2.6 Pengaruh Pengolahan terhadap Penurunan Mineral Proses pengolahan dengan menggunakan proses pemanasan merupakan salah satu tahap penting dalam pengolahan bahan pangan.
Pemanasan yang
diupayakan pada bahan pangan adalah untuk mencapai tujuan-tujuan tertentu yang diinginkan, seperti mempertahankan mutu ikan, perbaikan terhadap cita rasa dan tekstur, nilai gizi dan daya cerna (Tanikawa 1985). Pengolahan panas merupakan salah satu cara untuk memperpanjaang umur simpan bahan pangan namun pengolahan panas mempunyai dampak negatif yaitu menurunnya zat gizi karena degradasi protein dan kehilangan mineral oleh suhu tinggi. Pengolahan pangan bertujuan untuk mendapatkan bahan pangan yang aman untuk dimakan sehingga nilai gizi yang dikandung bahan pangan tersebut dapat dimanfaatkan secara maksimal. Tujuan lain dari pengolahan yaitu agar bahan pangan tersebut dapat diterima, khususnya diterima secara sensori (penampakan, aroma, rasa dan tekstur) (Apriyantono 2002). Perebusan merupakan proses transfer kalor (yang diukur dengan panas) dari sumber ke material dengan menggunakan medium yang mengandung senyawa air (H2O). Perebusan adalah metode konvensional yang telah lama dikenal untuk memasak. Bahan makanan yang langsung terkena air rebusan akan menurunkan nilai gizinya (Gsianturi 2002). Perebusan adalah cara memasak makanan dalam cairan yang sedang mendidih (100oC). Bahan pangan yang dimasak menggunakan air akan meningkatkan daya kelarutan. Pemanasan dapat mengurangi daya tarik-menarik antara molekul-molekul air dan akan memberikan cukup energi pada molekulmolekul air tersebut sehingga dapat mengatasi daya tarik menarik antar molekul dalam bahan pangan tersebut (Winarno 2008). Faktor yang mempengaruhi susut selama perebusan adalah faktor yang mempengaruhi perpindahaan massa yaitu luas permukaan, konsentrasi zat terlarut dalam air panas dan pengadukan air (Harris dan Karmas 1989). Garam berfungsi sebagai pemberi rasa, pengawet dan meningkatkan daya ikat dari protein daging. Garam dapat menghambat pertumbuhan mikroorganisme pembusuk karena mempunyai sifat tekanan osmotik yang tinggi sehingga kadar air sel-sel bakteri berkurang dan kemudian bakteri akan mati (Hariyadi 2007).

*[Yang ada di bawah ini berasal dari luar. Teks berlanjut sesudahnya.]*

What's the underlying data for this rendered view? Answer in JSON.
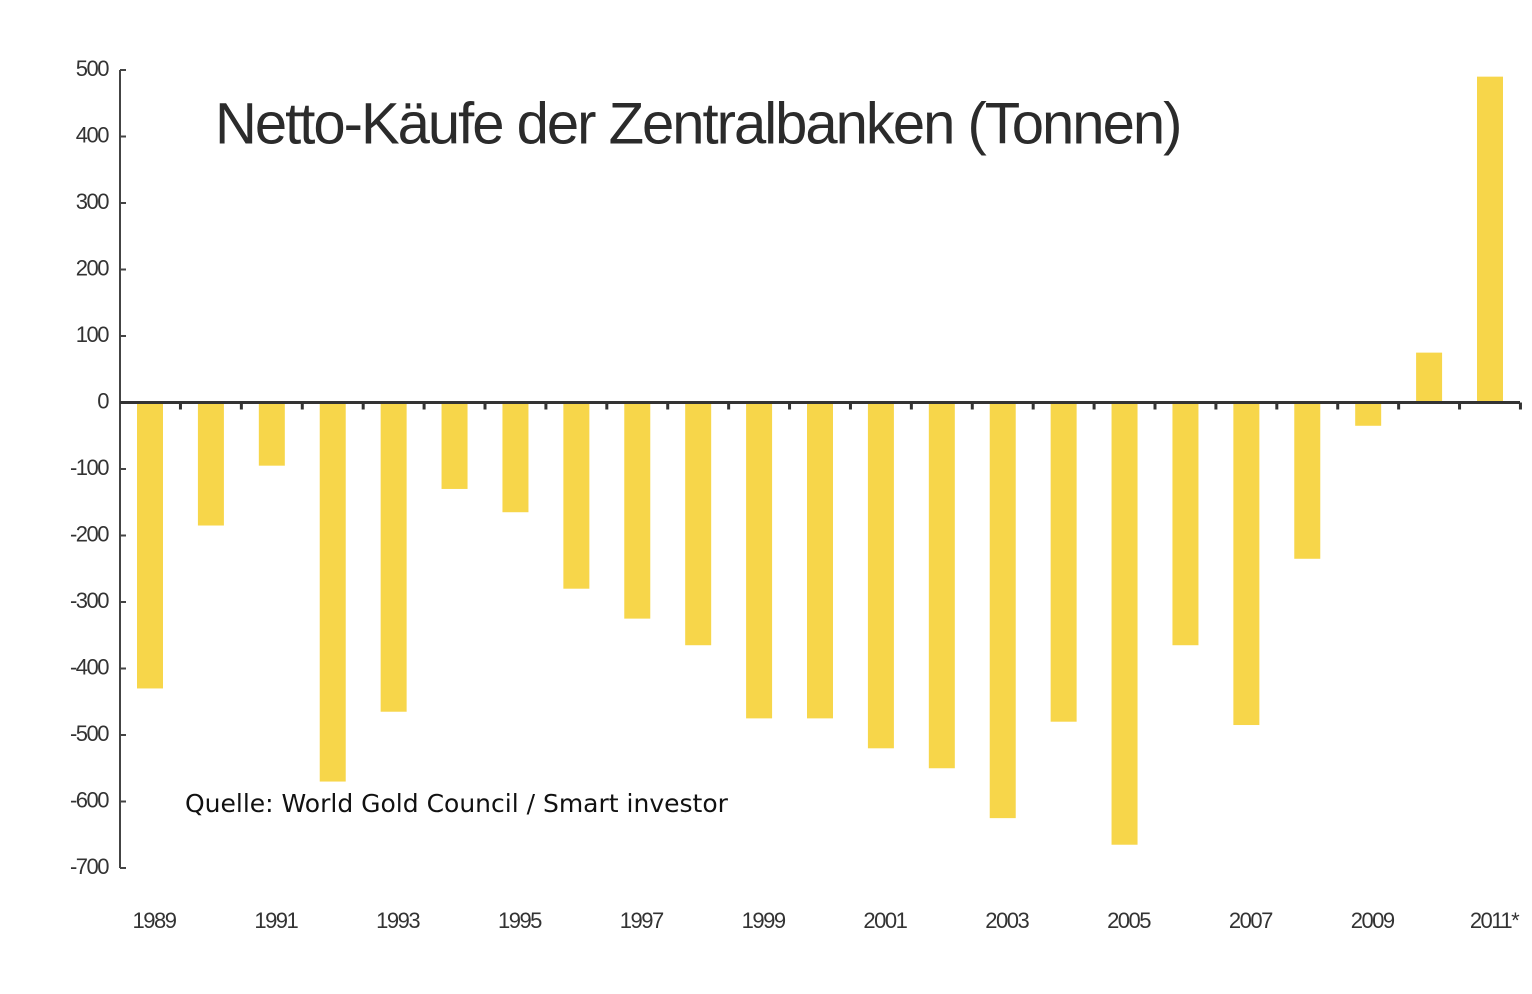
{
  "chart_data": {
    "type": "bar",
    "title": "Netto-Käufe der Zentralbanken (Tonnen)",
    "annotation": "Quelle: World Gold Council / Smart investor",
    "categories": [
      "1989",
      null,
      "1991",
      null,
      "1993",
      null,
      "1995",
      null,
      "1997",
      null,
      "1999",
      null,
      "2001",
      null,
      "2003",
      null,
      "2005",
      null,
      "2007",
      null,
      "2009",
      null,
      "2011*"
    ],
    "values": [
      -430,
      -185,
      -95,
      -570,
      -465,
      -130,
      -165,
      -280,
      -325,
      -365,
      -475,
      -475,
      -520,
      -550,
      -625,
      -480,
      -665,
      -365,
      -485,
      -235,
      -35,
      75,
      490
    ],
    "color": "#f7d64a",
    "ylim": [
      -700,
      500
    ],
    "yticks": [
      -700,
      -600,
      -500,
      -400,
      -300,
      -200,
      -100,
      0,
      100,
      200,
      300,
      400,
      500
    ],
    "grid": false
  }
}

Pengukusan adalah proses pemanasan suatu bahan pangan dengan menggunakan uap panas sebagai medium penghantar panas. Banyak sistem telah dirancang untuk menyentuhkan produk dengan medium panas selama waktu yang diperlukan untuk mencapai kondisi “telah dikukus”.
Kekurangan dari proses
pengukusan adalah susutnya vitamin yang larut air namun vitamin larut minyak tetap. Pengukusan dengan uap panas menghasilkan retensi zat gizi larut air yang lebih
besar
dibandingkan
pengukusan
dengan
air
(perebusan)
(Harris dan Karmas 1989). Pengolahan makanan dengan cara dikukus memiliki keuntungan yaitu, dapat mengurangi jumlah nutrisi yang hilang karena bahan makanan tidak langsung bersentuhan dengan air (Gsianturi 2002).